Tasting menus can occasionally lapse into a let's-get-this-over-with marathon, dulling both appetites and attention spans. Not here. The pace is quick — occasionally, the speed can be a bit overzealous — and because dishes are shared between pairs of diners, the portion size is enough to capture each course's essence without leaving a person feeling overwhelmed.
Aside from a brief flirtation with foie gras, the kitchen steers clear of luxe ingredients. Instead, the balance sheet is more heavily weighted toward manpower, with ingenuity and know-how transforming a procession of familiar Asian tent poles — ramen, congee, spring rolls, dumplings, kimchee and more — into unconventional flights of fancy that manage to taste expensive.

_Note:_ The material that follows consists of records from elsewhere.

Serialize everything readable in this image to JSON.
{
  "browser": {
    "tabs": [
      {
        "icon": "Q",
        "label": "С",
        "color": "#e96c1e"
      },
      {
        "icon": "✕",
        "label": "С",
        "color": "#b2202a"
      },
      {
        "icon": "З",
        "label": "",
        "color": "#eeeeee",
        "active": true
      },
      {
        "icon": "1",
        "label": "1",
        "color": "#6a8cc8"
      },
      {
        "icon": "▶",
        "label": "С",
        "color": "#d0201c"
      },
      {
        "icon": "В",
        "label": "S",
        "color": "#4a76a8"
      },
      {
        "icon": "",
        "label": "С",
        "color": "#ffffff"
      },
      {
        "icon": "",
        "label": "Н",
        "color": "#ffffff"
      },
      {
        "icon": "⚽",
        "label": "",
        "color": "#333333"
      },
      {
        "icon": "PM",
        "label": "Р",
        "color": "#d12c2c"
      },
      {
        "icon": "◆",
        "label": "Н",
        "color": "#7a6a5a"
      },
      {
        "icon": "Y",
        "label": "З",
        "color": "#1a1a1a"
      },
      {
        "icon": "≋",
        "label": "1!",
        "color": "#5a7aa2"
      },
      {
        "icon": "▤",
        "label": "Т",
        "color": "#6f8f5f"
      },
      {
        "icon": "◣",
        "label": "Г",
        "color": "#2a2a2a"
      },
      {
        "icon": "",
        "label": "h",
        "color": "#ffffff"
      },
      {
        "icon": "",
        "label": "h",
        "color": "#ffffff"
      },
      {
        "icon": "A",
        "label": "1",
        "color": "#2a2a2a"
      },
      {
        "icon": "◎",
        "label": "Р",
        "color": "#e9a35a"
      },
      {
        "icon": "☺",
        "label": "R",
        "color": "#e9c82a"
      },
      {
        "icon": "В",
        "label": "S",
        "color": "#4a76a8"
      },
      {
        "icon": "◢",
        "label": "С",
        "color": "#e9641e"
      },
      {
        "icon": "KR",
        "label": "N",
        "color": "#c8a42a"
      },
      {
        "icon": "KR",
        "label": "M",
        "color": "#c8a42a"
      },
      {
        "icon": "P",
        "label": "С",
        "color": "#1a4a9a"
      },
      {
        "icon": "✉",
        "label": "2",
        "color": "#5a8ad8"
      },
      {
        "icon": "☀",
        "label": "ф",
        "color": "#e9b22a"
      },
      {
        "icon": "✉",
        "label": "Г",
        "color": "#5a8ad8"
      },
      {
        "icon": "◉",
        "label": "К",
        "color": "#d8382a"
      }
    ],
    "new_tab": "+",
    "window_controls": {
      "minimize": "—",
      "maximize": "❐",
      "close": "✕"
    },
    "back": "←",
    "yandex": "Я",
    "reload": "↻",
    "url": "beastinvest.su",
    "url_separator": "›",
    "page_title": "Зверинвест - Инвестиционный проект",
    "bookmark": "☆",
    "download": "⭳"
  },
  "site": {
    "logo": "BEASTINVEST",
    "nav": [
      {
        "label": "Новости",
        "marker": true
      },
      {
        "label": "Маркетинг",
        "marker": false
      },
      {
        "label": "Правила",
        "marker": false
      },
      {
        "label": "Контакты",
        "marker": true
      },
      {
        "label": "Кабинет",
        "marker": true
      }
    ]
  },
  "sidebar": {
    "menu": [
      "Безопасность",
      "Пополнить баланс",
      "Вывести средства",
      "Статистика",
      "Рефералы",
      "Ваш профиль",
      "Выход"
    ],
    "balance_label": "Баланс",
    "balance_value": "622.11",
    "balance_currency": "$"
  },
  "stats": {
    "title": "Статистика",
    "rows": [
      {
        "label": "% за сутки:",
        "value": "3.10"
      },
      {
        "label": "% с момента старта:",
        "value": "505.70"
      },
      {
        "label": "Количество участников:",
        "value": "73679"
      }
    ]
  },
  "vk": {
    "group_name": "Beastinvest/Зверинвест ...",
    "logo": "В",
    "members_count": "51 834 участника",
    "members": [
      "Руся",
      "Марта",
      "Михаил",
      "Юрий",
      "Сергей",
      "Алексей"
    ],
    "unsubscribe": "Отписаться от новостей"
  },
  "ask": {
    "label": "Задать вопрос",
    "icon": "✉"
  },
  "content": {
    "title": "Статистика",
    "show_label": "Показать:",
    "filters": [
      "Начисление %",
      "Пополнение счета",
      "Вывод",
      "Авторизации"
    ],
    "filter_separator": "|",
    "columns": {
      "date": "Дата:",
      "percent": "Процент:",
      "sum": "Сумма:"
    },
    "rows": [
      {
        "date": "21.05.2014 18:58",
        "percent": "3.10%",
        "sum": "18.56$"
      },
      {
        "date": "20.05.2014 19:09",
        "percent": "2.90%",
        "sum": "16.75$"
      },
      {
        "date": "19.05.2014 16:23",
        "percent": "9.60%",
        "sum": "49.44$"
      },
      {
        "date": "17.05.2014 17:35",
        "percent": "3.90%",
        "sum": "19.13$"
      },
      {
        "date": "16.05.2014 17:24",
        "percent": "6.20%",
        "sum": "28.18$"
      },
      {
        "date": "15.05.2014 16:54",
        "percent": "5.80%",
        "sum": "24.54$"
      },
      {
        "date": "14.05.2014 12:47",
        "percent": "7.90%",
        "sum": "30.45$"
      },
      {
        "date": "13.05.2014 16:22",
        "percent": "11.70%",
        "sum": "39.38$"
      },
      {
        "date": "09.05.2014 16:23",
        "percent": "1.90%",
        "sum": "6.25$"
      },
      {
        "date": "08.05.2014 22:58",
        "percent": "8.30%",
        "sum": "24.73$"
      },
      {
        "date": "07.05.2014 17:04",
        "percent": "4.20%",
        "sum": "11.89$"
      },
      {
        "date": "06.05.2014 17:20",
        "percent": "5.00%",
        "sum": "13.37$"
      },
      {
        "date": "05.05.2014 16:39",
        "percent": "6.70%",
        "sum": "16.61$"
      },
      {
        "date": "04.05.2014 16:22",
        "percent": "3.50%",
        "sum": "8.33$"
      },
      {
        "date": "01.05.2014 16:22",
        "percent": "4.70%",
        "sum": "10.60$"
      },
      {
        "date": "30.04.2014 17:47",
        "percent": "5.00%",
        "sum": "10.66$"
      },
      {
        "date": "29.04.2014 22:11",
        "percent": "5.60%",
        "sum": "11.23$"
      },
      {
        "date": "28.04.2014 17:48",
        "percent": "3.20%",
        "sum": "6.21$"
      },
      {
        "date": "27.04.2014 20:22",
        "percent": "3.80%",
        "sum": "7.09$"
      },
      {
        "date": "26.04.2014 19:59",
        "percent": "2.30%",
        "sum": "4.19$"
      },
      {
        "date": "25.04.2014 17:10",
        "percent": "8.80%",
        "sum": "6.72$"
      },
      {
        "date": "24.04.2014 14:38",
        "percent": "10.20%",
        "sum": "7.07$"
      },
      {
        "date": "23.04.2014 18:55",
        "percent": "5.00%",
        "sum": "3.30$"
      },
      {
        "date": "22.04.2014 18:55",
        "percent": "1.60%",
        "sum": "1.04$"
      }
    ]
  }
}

"It's delicious, and I'm not even sure what I'm eating," gushed the woman next to me. Agreed, with silky, carefully seared cubes of tofu resting in a shallow pool of preserved fish stock and sharing the plate with thumb-size pieces of miso-braised octopus, a fragrant shiso foam and cool orange accents.
It was also as striking as a midcareer Miro. Thank goodness I've become one of those awful people who brandish their smartphones at dinner, because my hastily shot photo has served to remind my eyes and taste buds of its overall genius.